Backups and the Web

Backup solutions and disaster recovery are a mainstay of technology, and they have been well-analyzed in the past -- typically from an IT angle. But choosing a solid backup for a website is just as important, and it's an oft-overlooked final step in the successful deployment of any web site or application. Backup technology has changed a lot over the years, and it can be a daunting task to figure out which solution works for you. This is not a technical guide -- there are countless technical solutions to any given backup need. The intent of this guide is to help you understand the nature of your own website and data, and to narrow down the solution that is ideal for your needs. Without a proper understanding of what data your website has and where it's stored, any backup solution has the potential to languish or be unrestoreable when the worst happens. Read on:

  1. The first step is to consider the nature of your website. Is it merely a "static" HTML/CSS website with no dynamic data? If not, does it use a database of any kind? How/where does that database store its data? Lastly, does your website include the storage of a large number of files (multimedia, documents, etc)? And if so, are these crucial to the operation of your website?
  2. Next, how much data can you afford to lose? Of course, no one likes to think or talk about losing data, but any solution is a compromise between resources you're willing to pay for and the amount of data that's guaranteed protection. This "amount" is typically/best measured in time. Any backup solution will capture "snapshots" of your website -- copies of the data at a certain point in time -- that will vary anywhere from "realtime" to hours or days since the last snapshot was made. If you cannot afford to lose any data, then a realtime backup solution is the only option. These solutions will do their best to use a program running non-stop in the background making a backup (somewhere) of your data. If the answer is "some" -- then you just make a determination of what your acceptable loss is. Is it a day? A week? 6 hours?
  3. The second "time" factor is the time-to-restore. How much time is acceptable to go from a catastrophic failure to a complete restore of your website functionality? This time is determined by many things in addition to the actual type of backup you have, including the type of webhosting you have, and the form of the failure. If you host your website on a VPS ("Virtual Private Server"), for example -- and this VPS was backed-up in its entirity on a regular basis -- then restoring is as simple as copying over the VPS backup and restarting it to that point. If your website has a more complicated architecture (multiple frontend webservers and multiple databases, for example), then the restore process is likely to be a more lengthy ordeal of reconfiguring the servers ahead of time before any data is put back in place.
  4. Where is the data backed up? It should be obvious that the best backup is to a location that is physically separate from where your website is hosted. This is not an absolute (in fact it's quite relative -- is another server rack in the same datacenter "off-site"? What about a different datacenter owned by the same company and on the same network?), but in general you should attempt to distance your data from the potential points of failure: fires, tornadoes, hosting company incompetence, nuclear strikes -- you name it.
  5. Can you test the restore functionality regularly? This is a factor of cost, to some extent, and also practicality. If you opted for any backup solution other than "realtime", you've decided on an acceptable level of data (time) loss -- so testing a full restore right to production is not advisable, since you'd lose data. But working with your hosting/backup vendor to verify the backup, and maybe test a restore to another location are things you should pursue, if possible.

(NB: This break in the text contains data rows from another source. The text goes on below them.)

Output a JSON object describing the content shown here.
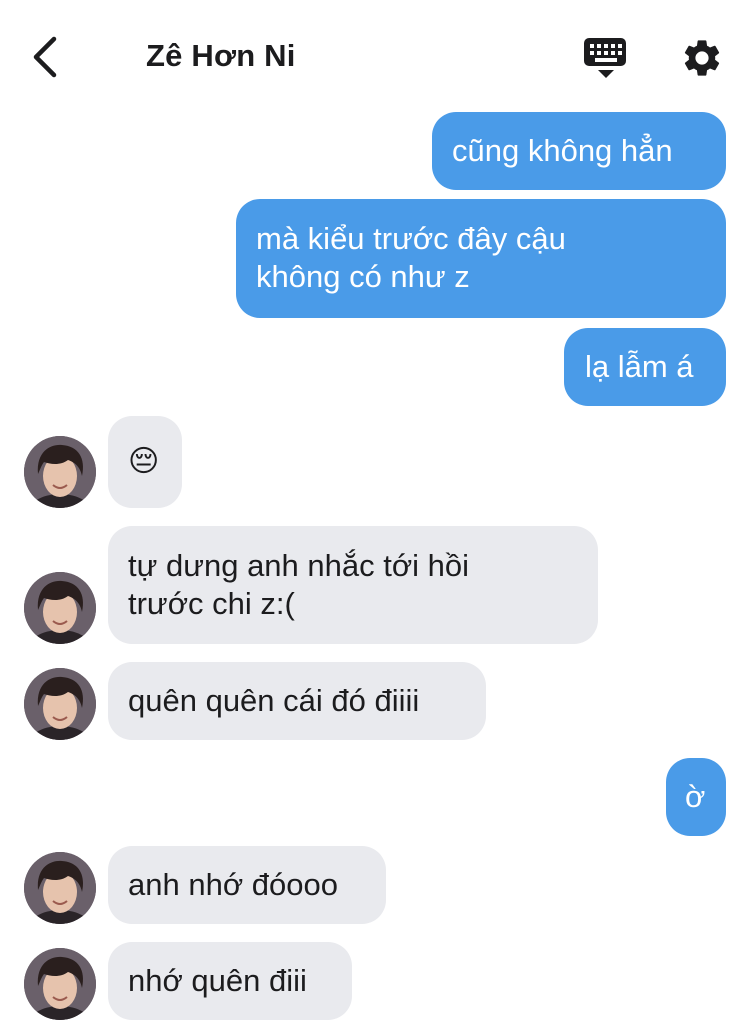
{
  "header": {
    "title": "Zê Hơn Ni",
    "back_icon": "chevron-left-icon",
    "keyboard_icon": "keyboard-icon",
    "settings_icon": "gear-icon"
  },
  "colors": {
    "sent_bubble": "#4a9be8",
    "received_bubble": "#e9eaee",
    "text_dark": "#1c1c1e"
  },
  "messages": [
    {
      "sender": "me",
      "lines": [
        "cũng không hẳn"
      ]
    },
    {
      "sender": "me",
      "lines": [
        "mà kiểu trước đây cậu",
        "không có như z"
      ]
    },
    {
      "sender": "me",
      "lines": [
        "lạ lẫm á"
      ]
    },
    {
      "sender": "contact",
      "lines": [
        "😔"
      ]
    },
    {
      "sender": "contact",
      "lines": [
        "tự dưng anh nhắc tới hồi",
        "trước chi z:("
      ]
    },
    {
      "sender": "contact",
      "lines": [
        "quên quên cái đó điiii"
      ]
    },
    {
      "sender": "me",
      "lines": [
        "ờ"
      ]
    },
    {
      "sender": "contact",
      "lines": [
        "anh nhớ đóooo"
      ]
    },
    {
      "sender": "contact",
      "lines": [
        "nhớ quên điii"
      ]
    }
  ]
}
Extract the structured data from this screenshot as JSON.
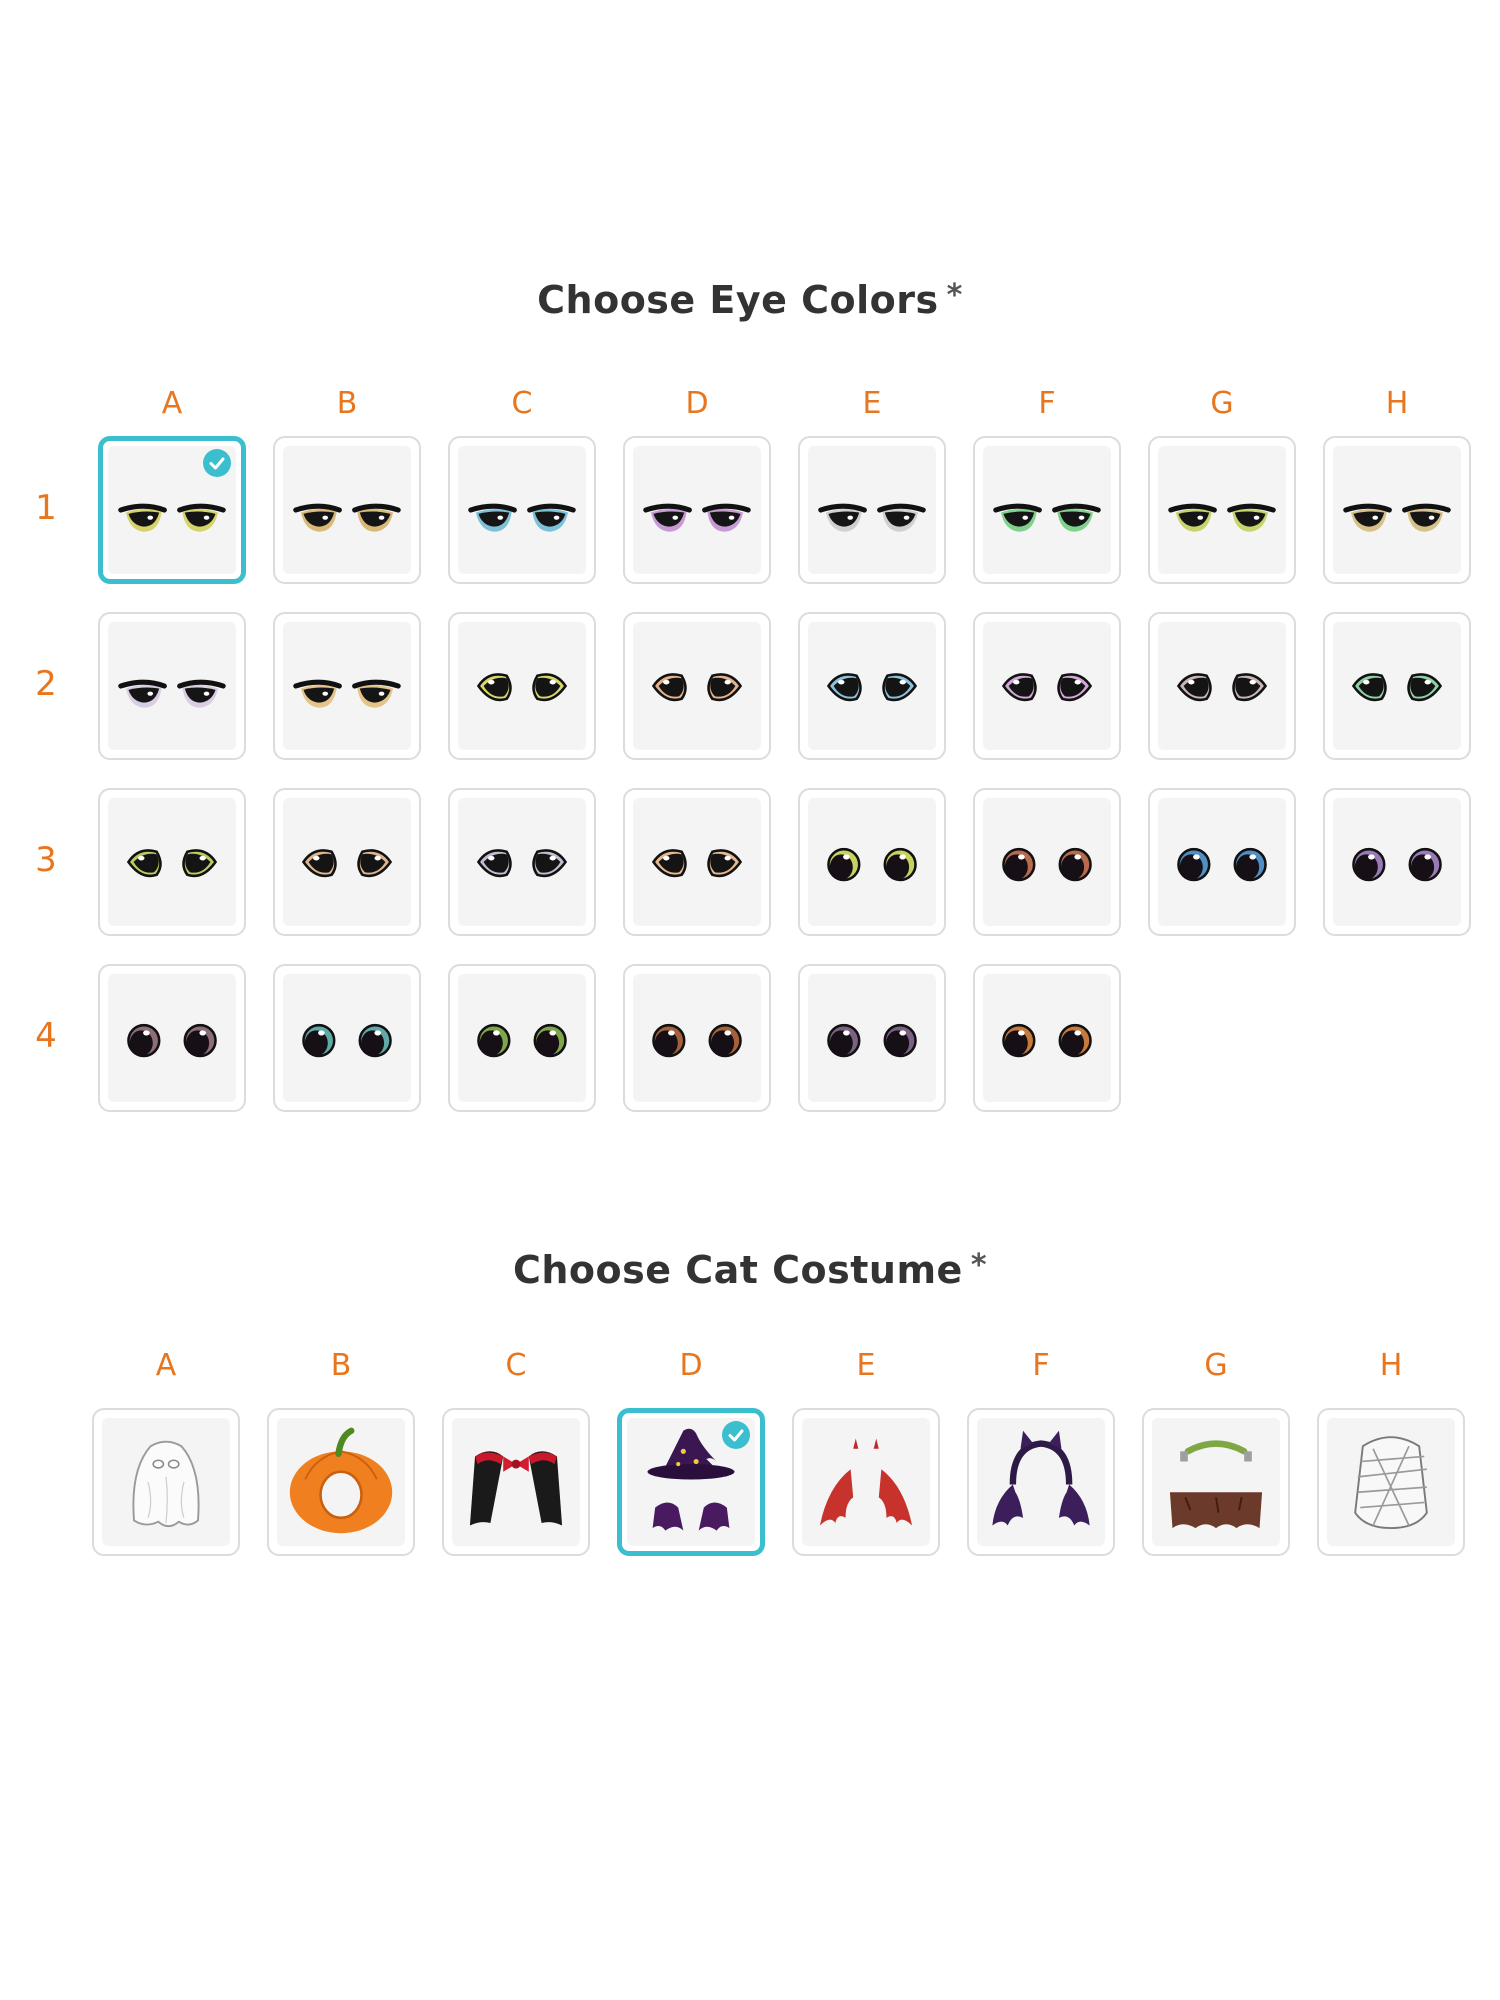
{
  "eyes": {
    "title": "Choose Eye Colors",
    "required_mark": "*",
    "columns": [
      "A",
      "B",
      "C",
      "D",
      "E",
      "F",
      "G",
      "H"
    ],
    "rows": [
      {
        "label": "1",
        "items": [
          {
            "style": "sleepy",
            "iris": "#d6d36a",
            "selected": true
          },
          {
            "style": "sleepy",
            "iris": "#d8b978"
          },
          {
            "style": "sleepy",
            "iris": "#7cc1d8"
          },
          {
            "style": "sleepy",
            "iris": "#c79ad3"
          },
          {
            "style": "sleepy",
            "iris": "#cfcfcf"
          },
          {
            "style": "sleepy",
            "iris": "#7fd18b"
          },
          {
            "style": "sleepy",
            "iris": "#c9d36c"
          },
          {
            "style": "sleepy",
            "iris": "#d6c18a"
          }
        ]
      },
      {
        "label": "2",
        "items": [
          {
            "style": "sleepy",
            "iris": "#d9cde3"
          },
          {
            "style": "sleepy",
            "iris": "#e4c48a"
          },
          {
            "style": "cat",
            "iris": "#d8d76a"
          },
          {
            "style": "cat",
            "iris": "#e6b28c"
          },
          {
            "style": "cat",
            "iris": "#8cc2dc"
          },
          {
            "style": "cat",
            "iris": "#d4a7d9"
          },
          {
            "style": "cat",
            "iris": "#c9b5b5"
          },
          {
            "style": "cat",
            "iris": "#8ed1a6"
          }
        ]
      },
      {
        "label": "3",
        "items": [
          {
            "style": "cat",
            "iris": "#b7cd60"
          },
          {
            "style": "cat",
            "iris": "#e0b58e"
          },
          {
            "style": "cat",
            "iris": "#c5bcd1"
          },
          {
            "style": "cat",
            "iris": "#e7b98e"
          },
          {
            "style": "round",
            "iris": "#c7d35e"
          },
          {
            "style": "round",
            "iris": "#b86a4c"
          },
          {
            "style": "round",
            "iris": "#4f8fc5"
          },
          {
            "style": "round",
            "iris": "#9a7ab6"
          }
        ]
      },
      {
        "label": "4",
        "items": [
          {
            "style": "round",
            "iris": "#8c6d78"
          },
          {
            "style": "round",
            "iris": "#5fa9a9"
          },
          {
            "style": "round",
            "iris": "#7fa64a"
          },
          {
            "style": "round",
            "iris": "#a4613c"
          },
          {
            "style": "round",
            "iris": "#7b6285"
          },
          {
            "style": "round",
            "iris": "#c77a3c"
          }
        ]
      }
    ]
  },
  "costume": {
    "title": "Choose Cat Costume",
    "required_mark": "*",
    "columns": [
      "A",
      "B",
      "C",
      "D",
      "E",
      "F",
      "G",
      "H"
    ],
    "items": [
      {
        "name": "ghost",
        "selected": false
      },
      {
        "name": "pumpkin",
        "selected": false
      },
      {
        "name": "vampire-cape",
        "selected": false
      },
      {
        "name": "witch-hat",
        "selected": true
      },
      {
        "name": "devil-wings",
        "selected": false
      },
      {
        "name": "bat-wings",
        "selected": false
      },
      {
        "name": "frankenstein",
        "selected": false
      },
      {
        "name": "mummy",
        "selected": false
      }
    ]
  }
}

These are all important questions that you need to ask of yourself, and also of your web hosting vendor and your web developer. Together, you can decide on a backup solution that makes sense for your website. That said, what kind of solutions are there? This is not a comprehensive list, but it's a general summary of the types of ways you can guarantee continuity of your website. Interestingly, computing/server technology has come a long way in the last couple of years. Virtualization and cloud competing have blurred the lines between continuity, load-balancing, and backup. After all, if your website is running on a virtual server in the cloud, data loss is impossible, right? Well, no, not really.

  • VPS (Virtual Private Servers) - as mentioned above, a VPS can be a good way of assuring a very quick time from hardware failure to restoration. A VPS is a "server" that is entirely self-contained and run in a "virtual" environment. This means that your server itself is essentially a file or files that can be copied (regularly, or realtime) to any other backup medium for later restoration. Typically, most hosting providers that offer hosting on a VPS will also offer a backup service that makes restoration of your VPS a cinch. The above questions, however, are still quite pertinent and should be asked: How often do they backup the VPS? How quickly can they restore? Some hosting vendors host their VPS on a "cloud" server architecture which makes hardware failure a nearly negligible factor. However, you should still consider how much you trust the competence of your hosting vendor and explore the option of backing up your data somewhere else independent of the VPS itself. Many other things can go wrong -- virtualization software failure, data corruption, etc. These things can all leave your virtual server inoperable or unsalvageable.
  • Backup "daemons" - "daemon" is computer nerd slang for any software that runs non-stop in the background. There are many common backup solutions that use a daemon running in the background to persistently backup your website and its data. Typically, this sort of solution is what's required for a "realtime" backup of your data. Most hosting vendors that host larger dedicated managed server environments will have some offering in this regard.
  • Scheduled backup jobs - there are a wide variety of ways this can be implemented, but loosely speaking, this is any sort of backup script/program that is merely scheduled on a regular basis (say, nightly) and involves a manual copy of the website data (files and database dump) to an arbitrary off-site location.

It's very likely that any hosting vendor you choose will have one or more of the above options -- and possibly others. But it's not enough to simply sign-off on an arbitrary product without understanding what it does and what it guarantees. Hopefully, armed with the above questions and information, you can make the right decision about how to backup your website. In an age where a website is increasingly the face of your business, you can't afford to leave it to chance.